Kegiatan belajar mengajar telah berlangsung dengan lancar. Sejak dibuka pendaftarannya, jumlah santri telah mencapai 97 orang, menunjukkan tingginya minat masyarakat terhadap pendidikan agama yang lebih terarah dan berkesinambungan.
Ketua Pesantren, Rizal, menyampaikan bahwa meskipun fasilitas yang tersedia masih terbatas, semangat para santri dan pengajar tidak kalah luar biasa. Kegiatan belajar dilaksanakan tiga kali dalam seminggu, yakni setiap Senin, Rabu, dan Sabtu, mulai pukul 14.00 hingga 17.00 WIB.
Salah satu tenaga pengajar, Tgk. Faizin, menuturkan bahwa keberadaan pesantren ini menjadi harapan baru bagi masyarakat Simeulue Cut untuk memperkuat pendidikan agama anak-anak di daerah tersebut.
“Alhamdulillah, walau dengan segala keterbatasan, semangat belajar para santri sangat tinggi. Kami terus berupaya memberikan yang terbaik untuk kemajuan pesantren ini,” ujar Tgk. Faizin.

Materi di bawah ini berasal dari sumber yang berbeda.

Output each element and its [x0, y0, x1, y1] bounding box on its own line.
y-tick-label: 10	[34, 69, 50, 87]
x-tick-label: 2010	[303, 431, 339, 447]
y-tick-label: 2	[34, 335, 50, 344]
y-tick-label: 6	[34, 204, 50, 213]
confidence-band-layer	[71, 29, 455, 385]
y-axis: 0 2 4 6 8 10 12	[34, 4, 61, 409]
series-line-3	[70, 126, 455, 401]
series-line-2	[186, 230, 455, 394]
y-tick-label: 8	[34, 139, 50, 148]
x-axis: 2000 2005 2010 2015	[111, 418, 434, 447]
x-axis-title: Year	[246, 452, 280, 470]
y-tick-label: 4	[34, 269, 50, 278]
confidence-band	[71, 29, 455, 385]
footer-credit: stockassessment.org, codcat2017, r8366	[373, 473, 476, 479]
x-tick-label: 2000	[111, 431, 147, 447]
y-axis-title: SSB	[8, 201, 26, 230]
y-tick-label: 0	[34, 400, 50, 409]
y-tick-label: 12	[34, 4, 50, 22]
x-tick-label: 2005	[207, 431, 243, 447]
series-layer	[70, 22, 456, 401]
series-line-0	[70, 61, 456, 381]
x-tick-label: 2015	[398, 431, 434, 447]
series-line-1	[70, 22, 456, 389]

Pihak pesantren juga masih membuka kesempatan bagi masyarakat luas untuk berdonasi dan berpartisipasi dalam pengembangan pesantren, baik dalam bentuk bantuan fasilitas, sarana belajar, maupun dukungan lainnya.
Dengan dukungan berbagai pihak, Pesantren Tengku Arsalan diharapkan dapat tumbuh menjadi pusat pendidikan Islam yang mandiri dan berdaya guna, membawa keberkahan bagi masyarakat Simeulue Cut dan sekitarnya.